PM Modi spells out 4-point agenda to double farmers’ incomes
Prime Minister Narendra Modi said as many as 99 irrigation schemes that had been stuck for moer than two decades will be completed within a specified time-frame and Rs 80,000 crore has been allocated for the same.
Prime Minister Narendra Modi on Tuesday proposed a four-pronged strategy to achieve his government’s key agrarian agenda of doubling farmers’ income: reducing cultivation costs, ensuring profitable prices, processing farm waste and creating non-farm sources of income.
The prime minister was addressing 300 policy planners, farmers, economists and bankers who gathered for a two-day conference organised by the agriculture ministry to suggest ways to increase farm income.
Modi called for “hackathons” in Indian Institutes of Technology for out-of-the-box ideas in agriculture. “These really work, believe me. Their solutions have worked in other areas of governance.”

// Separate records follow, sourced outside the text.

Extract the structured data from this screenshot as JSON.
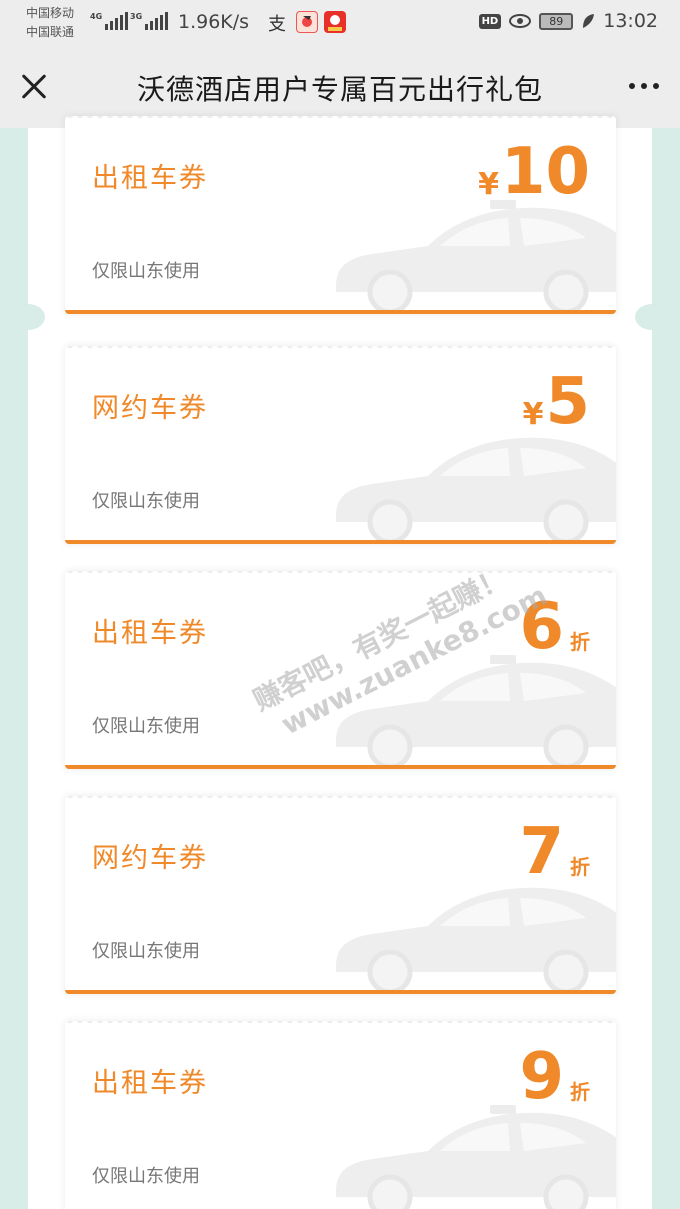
{
  "status_bar": {
    "carrier_1": "中国移动",
    "carrier_2": "中国联通",
    "net_1": "4G",
    "net_2": "3G",
    "speed": "1.96K/s",
    "battery": "89",
    "time": "13:02",
    "hd_label": "HD"
  },
  "navbar": {
    "title": "沃德酒店用户专属百元出行礼包"
  },
  "colors": {
    "accent": "#f0892a",
    "page_bg": "#d8ece8"
  },
  "coupons": [
    {
      "name": "出租车券",
      "currency": "¥",
      "value": "10",
      "unit": "",
      "region": "仅限山东使用",
      "car": "taxi"
    },
    {
      "name": "网约车券",
      "currency": "¥",
      "value": "5",
      "unit": "",
      "region": "仅限山东使用",
      "car": "sedan"
    },
    {
      "name": "出租车券",
      "currency": "",
      "value": "6",
      "unit": "折",
      "region": "仅限山东使用",
      "car": "taxi"
    },
    {
      "name": "网约车券",
      "currency": "",
      "value": "7",
      "unit": "折",
      "region": "仅限山东使用",
      "car": "sedan"
    },
    {
      "name": "出租车券",
      "currency": "",
      "value": "9",
      "unit": "折",
      "region": "仅限山东使用",
      "car": "taxi"
    }
  ],
  "watermark": {
    "line1": "赚客吧，有奖一起赚！",
    "line2": "www.zuanke8.com"
  }
}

Soil health cards had cut the use of chemical fertilisers by 8% to 10%, while increasing productivity by 5% to 6%, Modi said. “Just like the entire country has pathology labs in the health sector, we could set up a network of soil-testing labs.”
Modi said an entire economy could spring up around soil testing if agricultural BSc courses prepared students to be soil technologists. Such students could then set up labs with government subsidies, he said.

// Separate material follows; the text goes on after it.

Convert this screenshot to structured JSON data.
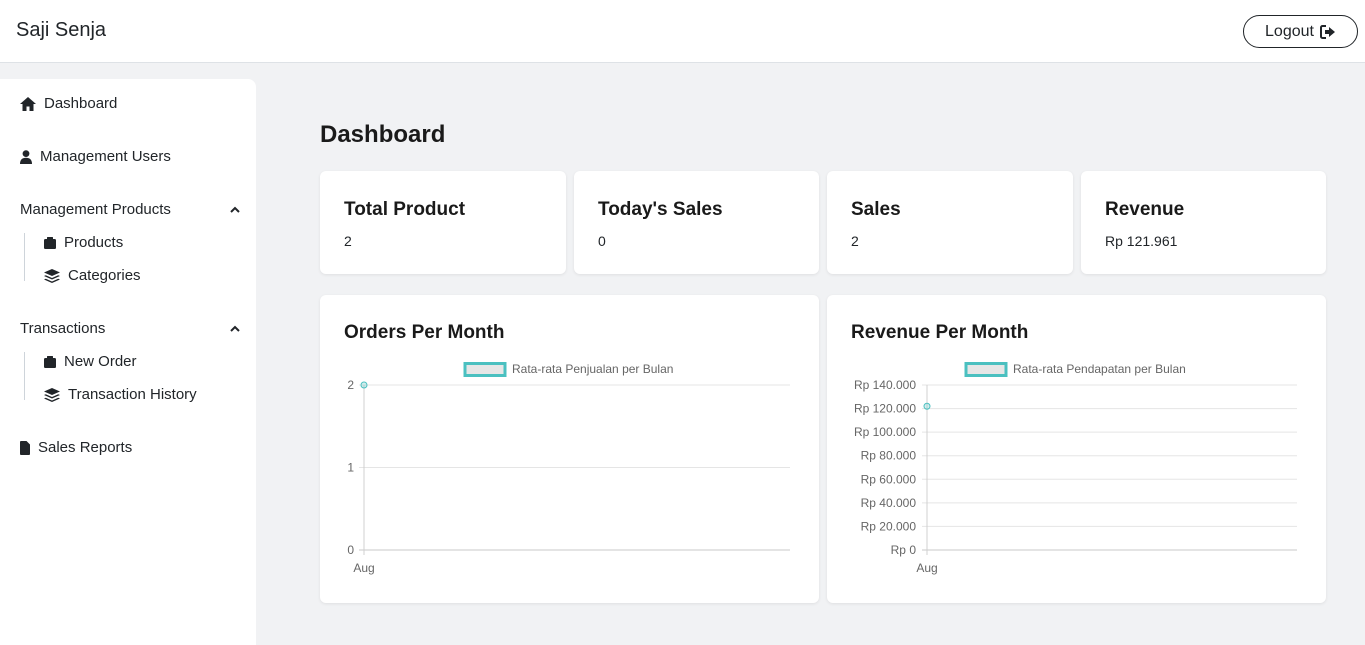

Modi sat through presentations around seven major themes made by aggregating proposals in the conclave that ended on Tuesday. The government would seriously look into suggestions made in the conference, the PM said.
“Your recommendations will be analysed at every level in the government. Some may be implemented in a short term, while some will be implemented later. I desire to take these forward.”

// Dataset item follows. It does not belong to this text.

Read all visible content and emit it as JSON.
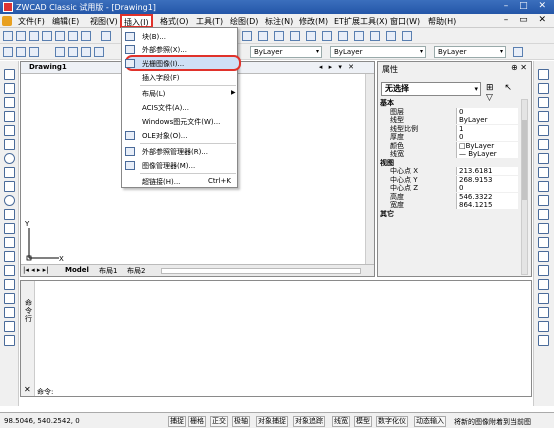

The government is looking at several options to alleviate agrarian distress which could have serious electoral implications as the country prepares for a general election next year.
The prime minister said one of his government’s targets was to see that 99 irrigation schemes stuck for 25 to 30 years were completed within fresh deadlines. About 50% of these would be completed by this year. The government has earmarked ₹80,000 crore for this, he added.
On April 13, 2016, the Modi government had set up a committee under Ashok Dalwai, former additional secretary in the agriculture ministry, to prepare a series of reports on doubling farm income. The committee stated that doubling of farm income meant increasing real or inflation-adjusted incomes.
The Dalwai panel points out that real incomes of farmers’ need to register a compound annual growth rate of 10.4% for farmers’ incomes to double by 2022. In 2017-18, agricultural growth is expected to slow to 2.1%, compared to 4.9% in the previous year, according to official forecasts.
Some of the suggestions made in the presentations include putting agri-marketing under joint Centre-states jurisdiction, digitisation of land records and making farm produce compliant with export norms. One proposal was about launching a scheme called ‘Start-up Agri India’.
Modi said his government was looking at a target of bringing 50% of all cropped area under mandatory insurance, adding that said 100% “neem coating” of urea, a widely used input, had led to an higher efficiency and saved costs for farmers.